Rehberg's announcement came a day after Sen. Conrad Burns, R-Mont., said he was returning $150,000 in Abramoff-related donations. The senator's possible actions on behalf of Abramoff clients are under examination.

Abramoff is at the center of an ongoing U.S. Justice Department investigation into lobbying practices. The investigation focuses on allegations that Abramoff cheated tribes out of millions of dollars for lobbying and directed them to make contributions to lawmakers and political groups.

Records show Sen. Max Baucus, D-Mont., received $6,000 from Abramoff's tribal clients in 2001 and 2002. Baucus will be "more than happy" to return money if an analysis by his staff finds anything questionable, spokesman Barrett Kaiser said, adding the senator has not met Abramoff nor worked with him.

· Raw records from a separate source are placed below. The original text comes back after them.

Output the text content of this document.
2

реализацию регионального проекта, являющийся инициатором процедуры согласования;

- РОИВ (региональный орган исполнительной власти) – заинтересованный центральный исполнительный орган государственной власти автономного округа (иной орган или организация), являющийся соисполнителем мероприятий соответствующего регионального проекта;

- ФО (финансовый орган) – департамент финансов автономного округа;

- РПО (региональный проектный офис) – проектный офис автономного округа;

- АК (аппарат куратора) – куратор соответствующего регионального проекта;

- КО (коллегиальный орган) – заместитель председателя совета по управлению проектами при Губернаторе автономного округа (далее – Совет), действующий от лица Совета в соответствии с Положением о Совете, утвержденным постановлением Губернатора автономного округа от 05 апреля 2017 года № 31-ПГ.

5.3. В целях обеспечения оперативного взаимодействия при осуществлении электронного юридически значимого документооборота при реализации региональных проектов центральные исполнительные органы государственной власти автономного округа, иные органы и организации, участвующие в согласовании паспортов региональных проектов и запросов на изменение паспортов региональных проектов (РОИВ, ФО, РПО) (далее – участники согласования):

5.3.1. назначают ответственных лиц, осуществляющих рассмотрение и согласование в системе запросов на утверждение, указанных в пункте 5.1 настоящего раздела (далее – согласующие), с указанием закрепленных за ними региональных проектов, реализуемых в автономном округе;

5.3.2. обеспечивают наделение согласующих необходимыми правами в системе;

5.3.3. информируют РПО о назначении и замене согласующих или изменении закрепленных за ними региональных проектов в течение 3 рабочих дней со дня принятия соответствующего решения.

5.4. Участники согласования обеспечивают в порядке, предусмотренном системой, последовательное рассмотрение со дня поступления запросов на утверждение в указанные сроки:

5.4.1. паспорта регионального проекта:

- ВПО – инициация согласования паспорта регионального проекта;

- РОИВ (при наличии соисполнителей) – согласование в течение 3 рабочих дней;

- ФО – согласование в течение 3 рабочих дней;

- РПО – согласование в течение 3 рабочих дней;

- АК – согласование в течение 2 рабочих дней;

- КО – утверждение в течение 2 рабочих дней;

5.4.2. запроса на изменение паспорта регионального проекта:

Staff for the state Democratic and Republican parties went through records to look for donations from Abramoff or his clients.

Chuck Denowh, executive director of the Montana Republican Party, said none were found by Friday afternoon. "If we do have any, we'll return it," Denowh said.

Records show the Montana Democratic Party received $5,000 from an Abramoff tribal client in 2002. Party executive Jim Farrell said efforts to confirm the donation continued Friday.

There was no decision about returning money, Farrell said.

"First, I'm going to verify that we do have such money," he said.